Para o presidente da Comissão da Verdade da
Câmara, vereador Gilberto Natalini (PV), o depoimento de Moreira é
“bombástico”. “Agora vamos sentar, analisar e levantar nomes possíveis
para depor”, disse, em entrevista publicada na página da Câmara. “O que
ele contou vai contribuir muito para a nossa linha de investigação – que
é o financiamento civil da ditadura militar.”
Perseguição
Moreira relatou ainda que contestou o
recebimento do dinheiro pelo general Kruel e acabou cassado. “De manhã,
quando fui voltar ao trabalho, o general Tito me disse: 'Major, você
está em férias a partir de hoje. Vai para casa, pega família, vai viajar
um pouco para melhorar essa cabeça sua'. Enquanto eu estive fora
encenaram uma documentação falsa de que eu era subversivo e me
cassaram.”
Os problemas não pararam aí. Moreira
afirmou que o Departamento de Ordem Pública e Social (Dops) colocou uma
banca de jornal na frente do laboratório dele para vigiá-lo. Depois
disso, ainda teve de se mudar por conta das constantes difamações que
sofria. “Eu tive de mudar de casa, ali do Cambuci, porque a minha
mulher saia na rua e os vizinhos ficavam na janela da sala dizendo:
'olha a mulher do comunista'.”
O coronel reformado afirmou durante o
depoimento que nunca se envolveu com questões políticas. “Eu nunca fui
comunista. Sou brasileiro nato, adoro meu país, nunca tive problema com
político nenhum, nunca me envolvi em política”, disse.

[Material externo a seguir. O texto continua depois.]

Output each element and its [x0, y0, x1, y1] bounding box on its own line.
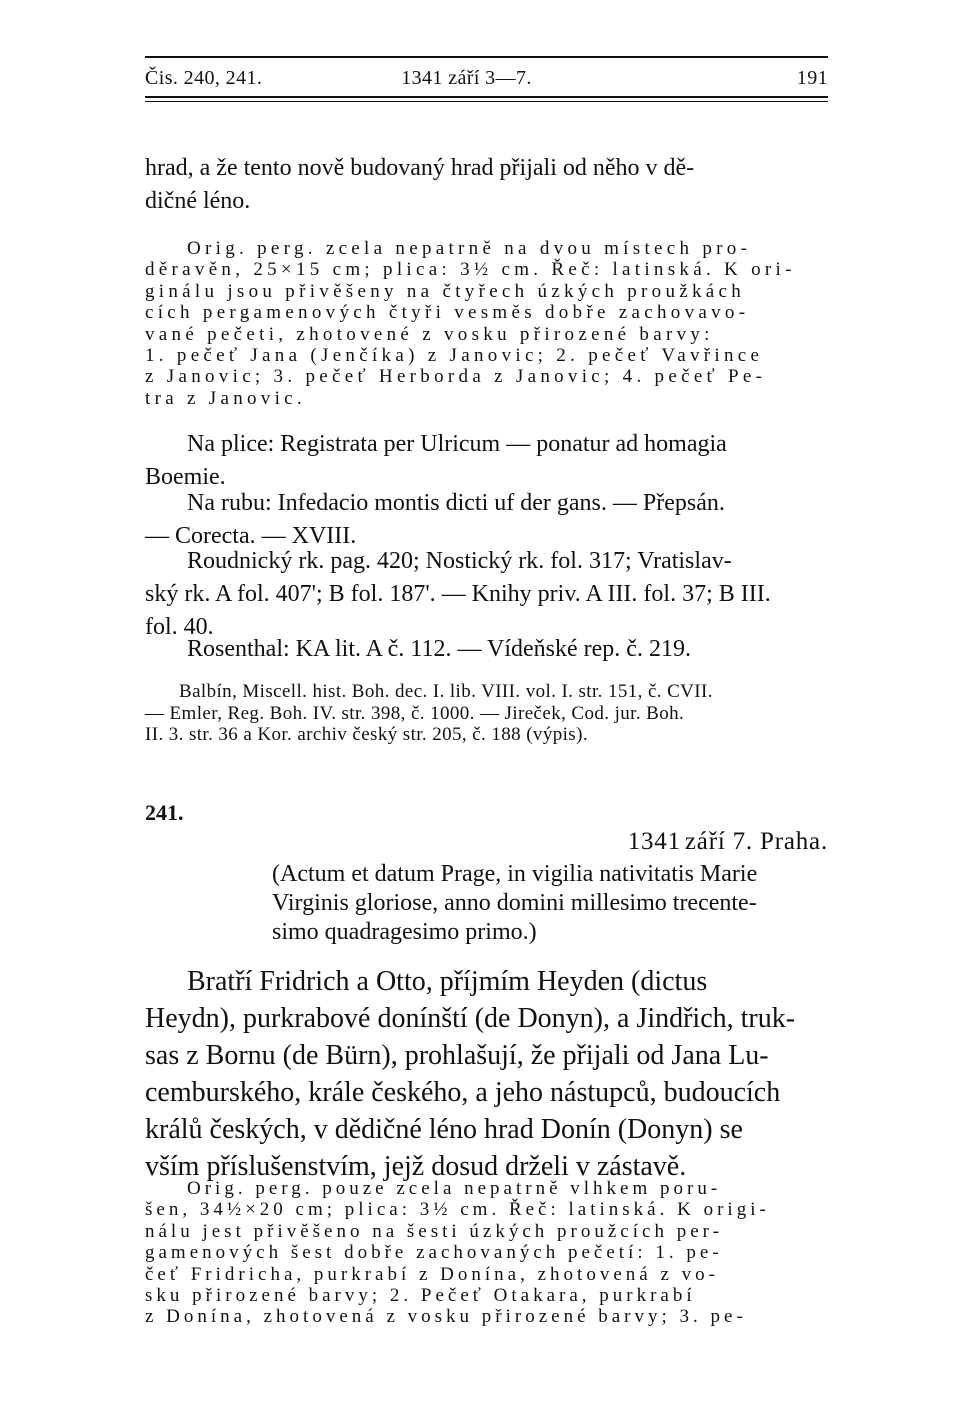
text-line: simo quadragesimo primo.) — [272, 919, 537, 945]
doc241-number — [145, 800, 828, 826]
text-line: Orig. perg. zcela nepatrně na dvou místech pro- — [187, 238, 752, 259]
doc241-latin-dating — [272, 860, 828, 947]
doc241-dateline — [145, 828, 828, 856]
page-number: 191 — [796, 67, 828, 89]
text-line: Roudnický rk. pag. 420; Nostický rk. fol. 317; Vratislav- — [187, 548, 732, 574]
text-line: dičné léno. — [145, 188, 251, 214]
dateline-year: 1341 — [627, 828, 681, 855]
header-top-rule — [145, 56, 828, 58]
text-line: z Janovic; 3. pečeť Herborda z Janovic; 4. pečeť Pe- — [145, 366, 767, 388]
header-date: 1341 září 3—7. — [401, 67, 532, 89]
note-rosenthal — [145, 633, 828, 666]
bibliography — [145, 681, 828, 746]
doc240-original-description — [145, 238, 828, 409]
doc-number: 241. — [145, 800, 184, 825]
text-line: Balbín, Miscell. hist. Boh. dec. I. lib. VIII. vol. I. str. 151, č. CVII. — [179, 681, 713, 702]
running-header — [145, 67, 828, 93]
doc241-original-description — [145, 1178, 828, 1328]
text-line: sku přirozené barvy; 2. Pečeť Otakara, purkrabí — [145, 1285, 696, 1307]
text-line: — Emler, Reg. Boh. IV. str. 398, č. 1000. — Jireček, Cod. jur. Boh. — [145, 702, 685, 724]
text-line: Na plice: Registrata per Ulricum — ponatur ad homagia — [187, 431, 727, 457]
text-line: z Donína, zhotovená z vosku přirozené barvy; 3. pe- — [145, 1306, 747, 1328]
note-rubu — [145, 487, 828, 553]
header-bottom-rule-thin — [145, 101, 828, 102]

Moreira foi anistiado em 1979, devido à Lei de
Anistia, e conseguiu na Justiça o direito de ser promovido a ponto
máximo da carreira, aposentando-se como coronel-farmacêutico.
Noschese, ex-presidente da Fiesp, morreu em 2000, aos 90 anos.
Em nota publicada em reportagem de O Globo, a federação afirmou que “é
importante lembrar que a atuação da entidade tem se pautado pela defesa
da democracia, do Estado de Direito e pelo desenvolvimento do Brasil”.
Segundo a entidade empresarial, “eventos do passado que contrariem esses
princípios podem e devem ser apurados”.